Must be called after a successfull call to proxify_load() method. Takes no arguments, returns an arrayref of proxies listed as "bad". See HOW IT WORKS section above for details. Note: you can shift, push, etc. on this arrayref to dinamically change it.

proxify_real_bad_list

    my $proxies_real_bad_list_ref = $your_ua->proxify_real_bad_list;

Must be called after a successfull call to proxify_load() method. Takes no arguments, returns an arrayref of proxies listed as "real bad". See HOW IT WORKS section above for details.

proxify_schemes

    my $used_schemes = $your_ua->proxify_schemes;

    $your_ua->proxify_schemes( [ 'http', 'ftp' ] );

Returns a currently used value for the proxify_load() method's schemes argument. If called with an optional argument will use it as a new value. See proxify_load() method above for details. Note: the value will be reset on the next proxify_load() call, which can happen automatically if proxy lists are exhausted. See HOW IT WORKS section for details.

proxify_retries

    my $used_retries = $your_ua->proxify_retries;

    $your_ua->proxify_retries( 10 );

Returns a currently used value for the proxify_load() method's retries argument. If called with an optional argument will use it as a new value. See proxify_load() method above for details. Note: the value will be reset on the next proxify_load() call, which can happen automatically if proxy lists are exhausted. See HOW IT WORKS section for details.

proxify_debug

    my $used_debug = $your_ua->proxify_debug;

    $your_ua->proxify_debug( 1 );

Returns a currently used value for the proxify_load() method's debug argument. If called with an optional argument will use it as a new value. See proxify_load() method above for details. Note: the value will be reset on the next proxify_load() call, which can happen automatically if proxy lists are exhausted. See HOW IT WORKS section for details.

proxify_current

    my $current_proxy = $your_ua->proxify_current;

Takes no arguments, returns a last proxy used in proxify_* request methods. Why is is called "current"? Because it changes several times during the calls to proxify_* request methods depending on the retries argument's setting ( in the proxify_load() method ).

AUTHOR

Zoffix Znet, <zoffix at cpan.org> (http://zoffix.com/, http://haslayout.net/, http://zofdesign.com/)

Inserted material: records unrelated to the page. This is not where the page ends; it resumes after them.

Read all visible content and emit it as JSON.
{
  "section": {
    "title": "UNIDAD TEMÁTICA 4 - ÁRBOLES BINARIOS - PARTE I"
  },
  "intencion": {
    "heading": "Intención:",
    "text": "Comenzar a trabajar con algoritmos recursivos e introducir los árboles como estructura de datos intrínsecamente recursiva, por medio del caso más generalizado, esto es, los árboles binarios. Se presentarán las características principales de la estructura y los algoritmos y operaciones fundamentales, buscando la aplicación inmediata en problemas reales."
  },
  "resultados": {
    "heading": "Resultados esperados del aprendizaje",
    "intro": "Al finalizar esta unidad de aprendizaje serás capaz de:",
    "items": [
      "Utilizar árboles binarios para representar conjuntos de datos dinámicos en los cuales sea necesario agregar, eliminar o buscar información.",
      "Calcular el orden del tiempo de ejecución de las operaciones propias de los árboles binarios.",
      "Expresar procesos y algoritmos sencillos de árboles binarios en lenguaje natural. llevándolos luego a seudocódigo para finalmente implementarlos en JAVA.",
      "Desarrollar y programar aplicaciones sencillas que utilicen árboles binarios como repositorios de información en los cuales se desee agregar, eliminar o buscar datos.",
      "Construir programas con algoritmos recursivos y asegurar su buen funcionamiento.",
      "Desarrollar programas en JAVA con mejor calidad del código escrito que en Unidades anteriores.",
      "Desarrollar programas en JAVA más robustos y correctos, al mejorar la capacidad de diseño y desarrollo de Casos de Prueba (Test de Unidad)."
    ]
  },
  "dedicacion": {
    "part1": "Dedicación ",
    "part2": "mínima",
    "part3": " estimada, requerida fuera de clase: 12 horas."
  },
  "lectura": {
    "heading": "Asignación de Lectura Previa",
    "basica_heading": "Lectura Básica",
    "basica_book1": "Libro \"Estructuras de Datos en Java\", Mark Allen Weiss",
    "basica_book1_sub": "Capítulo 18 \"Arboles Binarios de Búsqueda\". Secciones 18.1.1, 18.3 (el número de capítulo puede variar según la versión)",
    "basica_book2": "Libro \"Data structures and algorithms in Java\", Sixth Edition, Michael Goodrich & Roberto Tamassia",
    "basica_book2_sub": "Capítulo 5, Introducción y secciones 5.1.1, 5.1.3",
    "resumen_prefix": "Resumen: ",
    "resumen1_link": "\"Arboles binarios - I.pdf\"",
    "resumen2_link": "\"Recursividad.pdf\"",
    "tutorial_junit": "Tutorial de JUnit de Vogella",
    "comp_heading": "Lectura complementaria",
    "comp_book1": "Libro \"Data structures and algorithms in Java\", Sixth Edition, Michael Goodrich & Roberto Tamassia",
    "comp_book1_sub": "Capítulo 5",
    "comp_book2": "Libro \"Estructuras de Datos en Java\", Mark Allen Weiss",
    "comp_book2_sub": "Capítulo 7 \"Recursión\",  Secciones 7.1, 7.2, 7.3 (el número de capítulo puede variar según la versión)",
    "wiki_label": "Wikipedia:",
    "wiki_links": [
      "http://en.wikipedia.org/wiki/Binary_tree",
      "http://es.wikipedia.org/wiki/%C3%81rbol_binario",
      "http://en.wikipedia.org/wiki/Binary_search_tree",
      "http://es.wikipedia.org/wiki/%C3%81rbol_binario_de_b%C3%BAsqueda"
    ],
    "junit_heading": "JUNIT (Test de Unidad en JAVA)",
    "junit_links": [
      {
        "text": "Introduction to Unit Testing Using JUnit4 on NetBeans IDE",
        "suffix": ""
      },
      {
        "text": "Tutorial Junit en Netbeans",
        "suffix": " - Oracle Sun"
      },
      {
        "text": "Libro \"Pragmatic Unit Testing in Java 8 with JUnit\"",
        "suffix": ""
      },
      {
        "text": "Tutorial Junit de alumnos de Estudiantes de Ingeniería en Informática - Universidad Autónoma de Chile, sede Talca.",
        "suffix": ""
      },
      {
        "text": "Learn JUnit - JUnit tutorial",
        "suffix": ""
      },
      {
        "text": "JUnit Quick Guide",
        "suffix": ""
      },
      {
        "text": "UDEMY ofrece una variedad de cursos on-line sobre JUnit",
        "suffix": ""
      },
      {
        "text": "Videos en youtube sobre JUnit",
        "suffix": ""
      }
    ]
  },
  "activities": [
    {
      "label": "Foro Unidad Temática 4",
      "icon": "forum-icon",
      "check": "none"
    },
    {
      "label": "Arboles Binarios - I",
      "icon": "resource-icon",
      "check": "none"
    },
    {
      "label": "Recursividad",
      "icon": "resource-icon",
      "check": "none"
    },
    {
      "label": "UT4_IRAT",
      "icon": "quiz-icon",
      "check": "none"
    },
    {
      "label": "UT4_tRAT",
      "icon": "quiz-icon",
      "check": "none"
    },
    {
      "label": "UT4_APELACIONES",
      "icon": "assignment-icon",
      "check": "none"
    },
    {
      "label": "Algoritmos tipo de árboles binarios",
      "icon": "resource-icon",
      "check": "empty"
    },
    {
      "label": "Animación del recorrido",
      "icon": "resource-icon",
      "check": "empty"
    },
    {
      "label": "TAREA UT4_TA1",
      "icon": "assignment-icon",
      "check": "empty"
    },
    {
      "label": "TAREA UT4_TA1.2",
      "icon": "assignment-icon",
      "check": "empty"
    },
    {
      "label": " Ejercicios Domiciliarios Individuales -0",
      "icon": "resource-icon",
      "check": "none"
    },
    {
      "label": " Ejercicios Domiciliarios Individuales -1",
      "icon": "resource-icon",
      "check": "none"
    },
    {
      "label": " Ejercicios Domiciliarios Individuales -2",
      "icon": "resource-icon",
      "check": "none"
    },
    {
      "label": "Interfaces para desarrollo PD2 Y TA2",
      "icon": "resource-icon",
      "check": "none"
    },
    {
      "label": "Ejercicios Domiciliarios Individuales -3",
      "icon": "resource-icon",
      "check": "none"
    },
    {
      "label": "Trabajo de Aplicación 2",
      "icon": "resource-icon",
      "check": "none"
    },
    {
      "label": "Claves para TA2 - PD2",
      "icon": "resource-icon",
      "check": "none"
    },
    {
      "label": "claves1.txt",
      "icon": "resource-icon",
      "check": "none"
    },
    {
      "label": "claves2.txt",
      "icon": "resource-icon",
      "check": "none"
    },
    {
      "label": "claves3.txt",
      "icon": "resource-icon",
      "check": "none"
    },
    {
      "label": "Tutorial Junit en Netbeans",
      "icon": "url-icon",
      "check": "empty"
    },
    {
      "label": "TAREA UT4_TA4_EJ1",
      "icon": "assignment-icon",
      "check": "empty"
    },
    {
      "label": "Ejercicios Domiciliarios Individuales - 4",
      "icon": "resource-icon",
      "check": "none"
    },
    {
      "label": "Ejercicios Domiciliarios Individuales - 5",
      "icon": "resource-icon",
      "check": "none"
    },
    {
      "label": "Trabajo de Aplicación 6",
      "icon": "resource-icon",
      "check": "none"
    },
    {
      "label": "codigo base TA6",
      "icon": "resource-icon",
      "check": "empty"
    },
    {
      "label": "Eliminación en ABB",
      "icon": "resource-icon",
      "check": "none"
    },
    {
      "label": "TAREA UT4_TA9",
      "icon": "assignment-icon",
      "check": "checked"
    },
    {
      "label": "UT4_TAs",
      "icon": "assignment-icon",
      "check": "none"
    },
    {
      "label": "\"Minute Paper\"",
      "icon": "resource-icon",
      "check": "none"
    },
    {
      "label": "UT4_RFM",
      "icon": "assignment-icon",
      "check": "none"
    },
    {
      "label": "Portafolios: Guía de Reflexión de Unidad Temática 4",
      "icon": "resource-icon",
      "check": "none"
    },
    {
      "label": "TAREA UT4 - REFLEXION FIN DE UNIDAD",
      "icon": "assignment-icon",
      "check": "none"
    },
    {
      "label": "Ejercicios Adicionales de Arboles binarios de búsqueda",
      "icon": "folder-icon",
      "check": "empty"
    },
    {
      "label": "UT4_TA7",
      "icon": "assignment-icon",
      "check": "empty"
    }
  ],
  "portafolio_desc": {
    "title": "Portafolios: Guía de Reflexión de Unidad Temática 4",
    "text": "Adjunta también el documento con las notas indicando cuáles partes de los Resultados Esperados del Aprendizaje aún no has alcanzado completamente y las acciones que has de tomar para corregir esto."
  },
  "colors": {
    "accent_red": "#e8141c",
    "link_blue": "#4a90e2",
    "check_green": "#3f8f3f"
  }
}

Thanks for reporting bugs and/or providing a patches goes to: lordnynex.

BUGS

Please report any bugs or feature requests to bug-lwp-useragent-proxyhopper-base at rt.cpan.org, or through the web interface at http://rt.cpan.org/NoAuth/ReportBug.html?Queue=LWP-UserAgent-ProxyHopper-Base. I will be notified, and then you'll automatically be notified of progress on your bug as I make changes.

SUPPORT

You can find documentation for this module with the perldoc command.

    perldoc LWP::UserAgent::ProxyHopper::Base

You can also look for information at:

COPYRIGHT & LICENSE

Copyright 2008 Zoffix Znet, all rights reserved.

This program is free software; you can redistribute it and/or modify it under the same terms as Perl itself.